“Python Text Processing with NLTK 2.0 Cookbook” by Jacob Perkins is a useful complement to “Natural Language Processing with Python”. Rather than trying to introduce Python, NLP, and NLTK in one book, it focuses on practical worked examples.
(This review focuses on the print edition of the full version of the book. Packt have also produced a cheaper ‘lite’ edition. It is also available in an electronic form.)
Although “Natural Language Processing with Python” is considered the standard NLTK text, it concerns itself with teaching and in my opinion spreads itself a little thin as it tries to cover basic Python programming along with natural language processing and the NLTK toolkit. Perkins takes a different approach with this cookbook which provides over 80 worked examples that solve specific text processing problems, primarily with NLTK.
Each cookbook entry has five sections:
- Getting Ready. Usually a ‘big picture’ explanation of how it will work. Also includes external data or libraries that might be required.
- How to do it. This supplies the actual code.
- How it works. This explains how the code actually works.
- There’s more. This explains how the code can be modified or expanded.
- See also. References other related cookbook entries.
In my experience, How it works and There’s more tend to be the most useful sections. So far, I have rarely used the code as-is, but these sections give enough explanation that the code can be adapted to the problem at hand.
The book is organized so that it starts with simpler tasks such as work tokenization, and then builds on these building blocks to complete more sophisticated tasks.
The chapters are:
- Tokenizing Text and WordNet Basics. Splitting words, looking up words, finding collocations.
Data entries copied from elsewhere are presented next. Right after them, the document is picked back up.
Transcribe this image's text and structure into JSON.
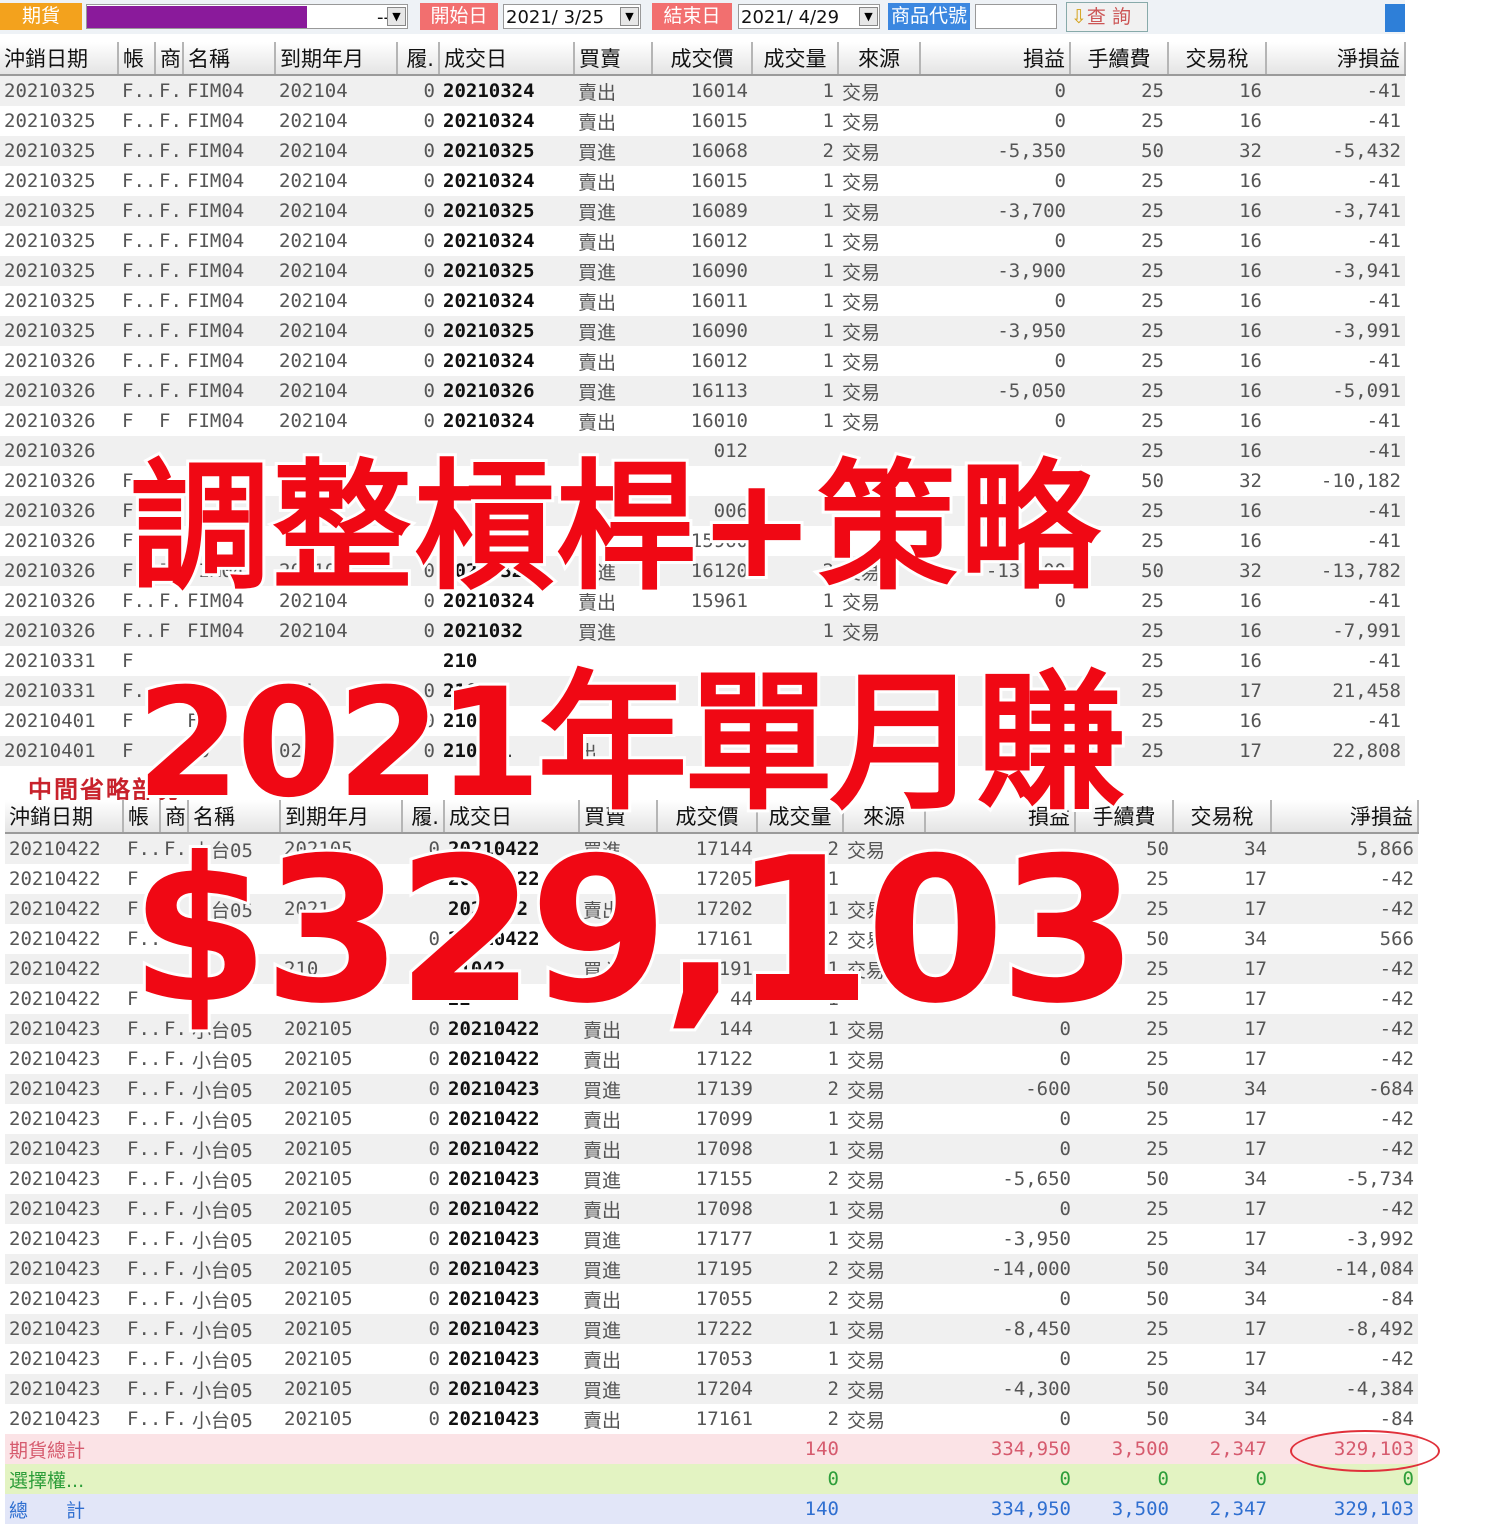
{
  "toolbar": {
    "market": "期貨",
    "account_value": "--",
    "start_label": "開始日",
    "start_date": "2021/ 3/25",
    "end_label": "結束日",
    "end_date": "2021/ 4/29",
    "product_label": "商品代號",
    "product_value": "",
    "query_label": "查 詢",
    "colors": {
      "market": "#f3a21d",
      "account_redaction": "#8a1a9b",
      "start_end": "#f26f6f",
      "product": "#3b87e0"
    }
  },
  "columns": [
    "沖銷日期",
    "帳",
    "商",
    "名稱",
    "到期年月",
    "履.",
    "成交日",
    "買賣",
    "成交價",
    "成交量",
    "來源",
    "損益",
    "手續費",
    "交易稅",
    "淨損益"
  ],
  "top_rows": [
    [
      "20210325",
      "F..",
      "F.",
      "FIM04",
      "202104",
      "0",
      "20210324",
      "賣出",
      "16014",
      "1",
      "交易",
      "0",
      "25",
      "16",
      "-41"
    ],
    [
      "20210325",
      "F..",
      "F.",
      "FIM04",
      "202104",
      "0",
      "20210324",
      "賣出",
      "16015",
      "1",
      "交易",
      "0",
      "25",
      "16",
      "-41"
    ],
    [
      "20210325",
      "F..",
      "F.",
      "FIM04",
      "202104",
      "0",
      "20210325",
      "買進",
      "16068",
      "2",
      "交易",
      "-5,350",
      "50",
      "32",
      "-5,432"
    ],
    [
      "20210325",
      "F..",
      "F.",
      "FIM04",
      "202104",
      "0",
      "20210324",
      "賣出",
      "16015",
      "1",
      "交易",
      "0",
      "25",
      "16",
      "-41"
    ],
    [
      "20210325",
      "F..",
      "F.",
      "FIM04",
      "202104",
      "0",
      "20210325",
      "買進",
      "16089",
      "1",
      "交易",
      "-3,700",
      "25",
      "16",
      "-3,741"
    ],
    [
      "20210325",
      "F..",
      "F.",
      "FIM04",
      "202104",
      "0",
      "20210324",
      "賣出",
      "16012",
      "1",
      "交易",
      "0",
      "25",
      "16",
      "-41"
    ],
    [
      "20210325",
      "F..",
      "F.",
      "FIM04",
      "202104",
      "0",
      "20210325",
      "買進",
      "16090",
      "1",
      "交易",
      "-3,900",
      "25",
      "16",
      "-3,941"
    ],
    [
      "20210325",
      "F..",
      "F.",
      "FIM04",
      "202104",
      "0",
      "20210324",
      "賣出",
      "16011",
      "1",
      "交易",
      "0",
      "25",
      "16",
      "-41"
    ],
    [
      "20210325",
      "F..",
      "F.",
      "FIM04",
      "202104",
      "0",
      "20210325",
      "買進",
      "16090",
      "1",
      "交易",
      "-3,950",
      "25",
      "16",
      "-3,991"
    ],
    [
      "20210326",
      "F..",
      "F.",
      "FIM04",
      "202104",
      "0",
      "20210324",
      "賣出",
      "16012",
      "1",
      "交易",
      "0",
      "25",
      "16",
      "-41"
    ],
    [
      "20210326",
      "F..",
      "F.",
      "FIM04",
      "202104",
      "0",
      "20210326",
      "買進",
      "16113",
      "1",
      "交易",
      "-5,050",
      "25",
      "16",
      "-5,091"
    ],
    [
      "20210326",
      "F",
      "F",
      "FIM04",
      "202104",
      "0",
      "20210324",
      "賣出",
      "16010",
      "1",
      "交易",
      "0",
      "25",
      "16",
      "-41"
    ],
    [
      "20210326",
      "",
      "",
      "",
      "",
      "",
      "",
      "",
      "012",
      "",
      "",
      "",
      "25",
      "16",
      "-41"
    ],
    [
      "20210326",
      "F",
      "",
      "",
      "",
      "",
      "",
      "",
      "",
      "",
      "",
      "",
      "50",
      "32",
      "-10,182"
    ],
    [
      "20210326",
      "F",
      "",
      "",
      "",
      "",
      "",
      "",
      "006",
      "",
      "",
      "",
      "25",
      "16",
      "-41"
    ],
    [
      "20210326",
      "F",
      "",
      "",
      "",
      "0",
      "",
      "",
      "15960",
      "",
      "",
      "",
      "25",
      "16",
      "-41"
    ],
    [
      "20210326",
      "F..",
      "F.",
      "FIM04",
      "202104",
      "0",
      "20210326",
      "買進",
      "16120",
      "2",
      "交易",
      "-13,700",
      "50",
      "32",
      "-13,782"
    ],
    [
      "20210326",
      "F..",
      "F.",
      "FIM04",
      "202104",
      "0",
      "20210324",
      "賣出",
      "15961",
      "1",
      "交易",
      "0",
      "25",
      "16",
      "-41"
    ],
    [
      "20210326",
      "F..",
      "F",
      "FIM04",
      "202104",
      "0",
      "2021032",
      "買進",
      "",
      "1",
      "交易",
      "",
      "25",
      "16",
      "-7,991"
    ],
    [
      "20210331",
      "F",
      "",
      "",
      "",
      "",
      "210",
      "",
      "",
      "",
      "",
      "",
      "25",
      "16",
      "-41"
    ],
    [
      "20210331",
      "F..",
      "F",
      "",
      "104",
      "0",
      "2103",
      "",
      "",
      "",
      "",
      "",
      "25",
      "17",
      "21,458"
    ],
    [
      "20210401",
      "F",
      "",
      "FIM",
      "",
      "0",
      "210",
      "",
      "",
      "",
      "",
      "",
      "25",
      "16",
      "-41"
    ],
    [
      "20210401",
      "F",
      "",
      "M0",
      "02",
      "0",
      "210401",
      "出",
      "",
      "",
      "",
      "",
      "25",
      "17",
      "22,808"
    ]
  ],
  "bottom_rows": [
    [
      "20210422",
      "F..",
      "F.",
      "小台05",
      "202105",
      "0",
      "20210422",
      "買進",
      "17144",
      "2",
      "交易",
      "",
      "50",
      "34",
      "5,866"
    ],
    [
      "20210422",
      "F",
      "",
      "",
      "",
      "",
      "20210422",
      "",
      "17205",
      "1",
      "",
      "",
      "25",
      "17",
      "-42"
    ],
    [
      "20210422",
      "F",
      "",
      "小台05",
      "2021",
      "",
      "2021042",
      "賣出",
      "17202",
      "1",
      "交易",
      "",
      "25",
      "17",
      "-42"
    ],
    [
      "20210422",
      "F..",
      "",
      "",
      "",
      "0",
      "20210422",
      "",
      "17161",
      "2",
      "交易",
      "",
      "50",
      "34",
      "566"
    ],
    [
      "20210422",
      "",
      "",
      "",
      "210",
      "",
      "21042",
      "買入",
      "17191",
      "1",
      "交易",
      "",
      "25",
      "17",
      "-42"
    ],
    [
      "20210422",
      "F",
      "",
      "",
      "",
      "",
      "22",
      "",
      "44",
      "1",
      "",
      "",
      "25",
      "17",
      "-42"
    ],
    [
      "20210423",
      "F..",
      "F.",
      "小台05",
      "202105",
      "0",
      "20210422",
      "賣出",
      "144",
      "1",
      "交易",
      "0",
      "25",
      "17",
      "-42"
    ],
    [
      "20210423",
      "F..",
      "F.",
      "小台05",
      "202105",
      "0",
      "20210422",
      "賣出",
      "17122",
      "1",
      "交易",
      "0",
      "25",
      "17",
      "-42"
    ],
    [
      "20210423",
      "F..",
      "F.",
      "小台05",
      "202105",
      "0",
      "20210423",
      "買進",
      "17139",
      "2",
      "交易",
      "-600",
      "50",
      "34",
      "-684"
    ],
    [
      "20210423",
      "F..",
      "F.",
      "小台05",
      "202105",
      "0",
      "20210422",
      "賣出",
      "17099",
      "1",
      "交易",
      "0",
      "25",
      "17",
      "-42"
    ],
    [
      "20210423",
      "F..",
      "F.",
      "小台05",
      "202105",
      "0",
      "20210422",
      "賣出",
      "17098",
      "1",
      "交易",
      "0",
      "25",
      "17",
      "-42"
    ],
    [
      "20210423",
      "F..",
      "F.",
      "小台05",
      "202105",
      "0",
      "20210423",
      "買進",
      "17155",
      "2",
      "交易",
      "-5,650",
      "50",
      "34",
      "-5,734"
    ],
    [
      "20210423",
      "F..",
      "F.",
      "小台05",
      "202105",
      "0",
      "20210422",
      "賣出",
      "17098",
      "1",
      "交易",
      "0",
      "25",
      "17",
      "-42"
    ],
    [
      "20210423",
      "F..",
      "F.",
      "小台05",
      "202105",
      "0",
      "20210423",
      "買進",
      "17177",
      "1",
      "交易",
      "-3,950",
      "25",
      "17",
      "-3,992"
    ],
    [
      "20210423",
      "F..",
      "F.",
      "小台05",
      "202105",
      "0",
      "20210423",
      "買進",
      "17195",
      "2",
      "交易",
      "-14,000",
      "50",
      "34",
      "-14,084"
    ],
    [
      "20210423",
      "F..",
      "F.",
      "小台05",
      "202105",
      "0",
      "20210423",
      "賣出",
      "17055",
      "2",
      "交易",
      "0",
      "50",
      "34",
      "-84"
    ],
    [
      "20210423",
      "F..",
      "F.",
      "小台05",
      "202105",
      "0",
      "20210423",
      "買進",
      "17222",
      "1",
      "交易",
      "-8,450",
      "25",
      "17",
      "-8,492"
    ],
    [
      "20210423",
      "F..",
      "F.",
      "小台05",
      "202105",
      "0",
      "20210423",
      "賣出",
      "17053",
      "1",
      "交易",
      "0",
      "25",
      "17",
      "-42"
    ],
    [
      "20210423",
      "F..",
      "F.",
      "小台05",
      "202105",
      "0",
      "20210423",
      "買進",
      "17204",
      "2",
      "交易",
      "-4,300",
      "50",
      "34",
      "-4,384"
    ],
    [
      "20210423",
      "F..",
      "F.",
      "小台05",
      "202105",
      "0",
      "20210423",
      "賣出",
      "17161",
      "2",
      "交易",
      "0",
      "50",
      "34",
      "-84"
    ]
  ],
  "totals": {
    "futures": {
      "label": "期貨總計",
      "volume": "140",
      "pnl": "334,950",
      "fee": "3,500",
      "tax": "2,347",
      "net": "329,103"
    },
    "options": {
      "label": "選擇權...",
      "volume": "0",
      "pnl": "0",
      "fee": "0",
      "tax": "0",
      "net": "0"
    },
    "all": {
      "label": "總　　計",
      "volume": "140",
      "pnl": "334,950",
      "fee": "3,500",
      "tax": "2,347",
      "net": "329,103"
    }
  },
  "overlay": {
    "note": "中間省略部分",
    "headline1": "調整槓桿+策略",
    "headline2": "2021年單月賺",
    "headline3": "$329,103",
    "headline_color": "#f00814",
    "circle_color": "#e0303a"
  }
}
- Replacing and Correcting Words. Stemming, lemmatizing, correcting, translating words.
- Creating Custom Corpora.
- Part-of-Speech Tagging
- Extracting Chunks
- Transforming Chunks and Trees. Transforming phrases, singularizing, flattening trees.
- Text Classification
- Distributed Processing and Handling Large Datasets. Using execnet and Redis.
- Parsing Specific Data. Parsing dates, timezones, URLs; cleaning HTML; detecting character encodings.
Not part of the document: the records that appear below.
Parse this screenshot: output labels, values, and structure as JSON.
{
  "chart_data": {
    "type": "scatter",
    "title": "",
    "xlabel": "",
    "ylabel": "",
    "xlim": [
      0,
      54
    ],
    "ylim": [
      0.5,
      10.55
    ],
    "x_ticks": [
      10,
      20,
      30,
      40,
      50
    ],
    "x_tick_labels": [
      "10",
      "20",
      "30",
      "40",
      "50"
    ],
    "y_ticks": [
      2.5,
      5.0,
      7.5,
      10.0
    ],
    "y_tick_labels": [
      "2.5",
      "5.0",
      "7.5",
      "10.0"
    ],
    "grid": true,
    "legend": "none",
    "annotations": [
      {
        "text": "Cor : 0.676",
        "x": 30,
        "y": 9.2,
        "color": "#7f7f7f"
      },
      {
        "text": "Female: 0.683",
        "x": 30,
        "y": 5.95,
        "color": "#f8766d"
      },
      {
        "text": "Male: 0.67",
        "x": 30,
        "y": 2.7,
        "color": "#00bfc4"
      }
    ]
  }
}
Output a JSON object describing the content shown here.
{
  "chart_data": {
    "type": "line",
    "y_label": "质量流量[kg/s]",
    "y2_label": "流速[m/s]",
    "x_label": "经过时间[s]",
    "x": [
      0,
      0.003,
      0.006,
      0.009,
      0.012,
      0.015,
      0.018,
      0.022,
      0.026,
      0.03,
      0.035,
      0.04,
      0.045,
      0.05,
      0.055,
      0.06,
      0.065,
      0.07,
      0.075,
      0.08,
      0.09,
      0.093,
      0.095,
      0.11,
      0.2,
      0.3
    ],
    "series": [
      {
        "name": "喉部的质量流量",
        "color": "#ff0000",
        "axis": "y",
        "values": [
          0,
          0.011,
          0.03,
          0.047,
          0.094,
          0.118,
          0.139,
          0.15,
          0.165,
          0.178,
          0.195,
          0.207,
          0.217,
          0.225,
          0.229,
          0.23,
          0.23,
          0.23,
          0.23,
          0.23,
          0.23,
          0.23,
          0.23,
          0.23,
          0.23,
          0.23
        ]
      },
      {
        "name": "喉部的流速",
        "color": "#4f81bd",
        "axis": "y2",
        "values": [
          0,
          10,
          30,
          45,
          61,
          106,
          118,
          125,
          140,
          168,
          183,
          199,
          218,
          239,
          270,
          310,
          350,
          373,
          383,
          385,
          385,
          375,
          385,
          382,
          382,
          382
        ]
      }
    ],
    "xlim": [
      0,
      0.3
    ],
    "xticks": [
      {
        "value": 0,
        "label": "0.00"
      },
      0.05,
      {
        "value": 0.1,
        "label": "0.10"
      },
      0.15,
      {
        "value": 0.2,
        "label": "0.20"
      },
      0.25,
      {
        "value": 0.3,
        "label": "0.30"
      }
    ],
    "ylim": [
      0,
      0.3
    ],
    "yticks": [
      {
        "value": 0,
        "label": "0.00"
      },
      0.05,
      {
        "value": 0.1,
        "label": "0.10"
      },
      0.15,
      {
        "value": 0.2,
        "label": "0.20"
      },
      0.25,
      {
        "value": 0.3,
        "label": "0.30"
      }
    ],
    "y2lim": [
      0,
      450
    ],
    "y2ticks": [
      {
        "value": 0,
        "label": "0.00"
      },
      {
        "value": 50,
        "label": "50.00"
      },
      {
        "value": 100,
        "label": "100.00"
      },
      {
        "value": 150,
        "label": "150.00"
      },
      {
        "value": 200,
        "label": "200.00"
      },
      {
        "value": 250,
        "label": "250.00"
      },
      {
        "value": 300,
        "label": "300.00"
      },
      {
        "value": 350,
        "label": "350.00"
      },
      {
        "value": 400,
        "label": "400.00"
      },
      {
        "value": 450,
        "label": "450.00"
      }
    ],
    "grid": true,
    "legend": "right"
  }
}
The book also includes an appendix listing Penn Treebank Part-of-Speech tags, and an index.
Compared to “Natural Language Processing with Python”, this book chooses a more practical set of topics. The more theoretical aspects of NLTK, such as logic and reasoning, are not covered. Instead, coverage is given to topics such as tokenizing, simple parse tree manipulations, and using parallel processing for practical applications.
Summarizing, this is an excellent book for someone who is looking to perform sophisticated text processing with Python, and/or use NLTK in practical applications. Readers are recommended to read it alongside “Natural Language Processing with Python”.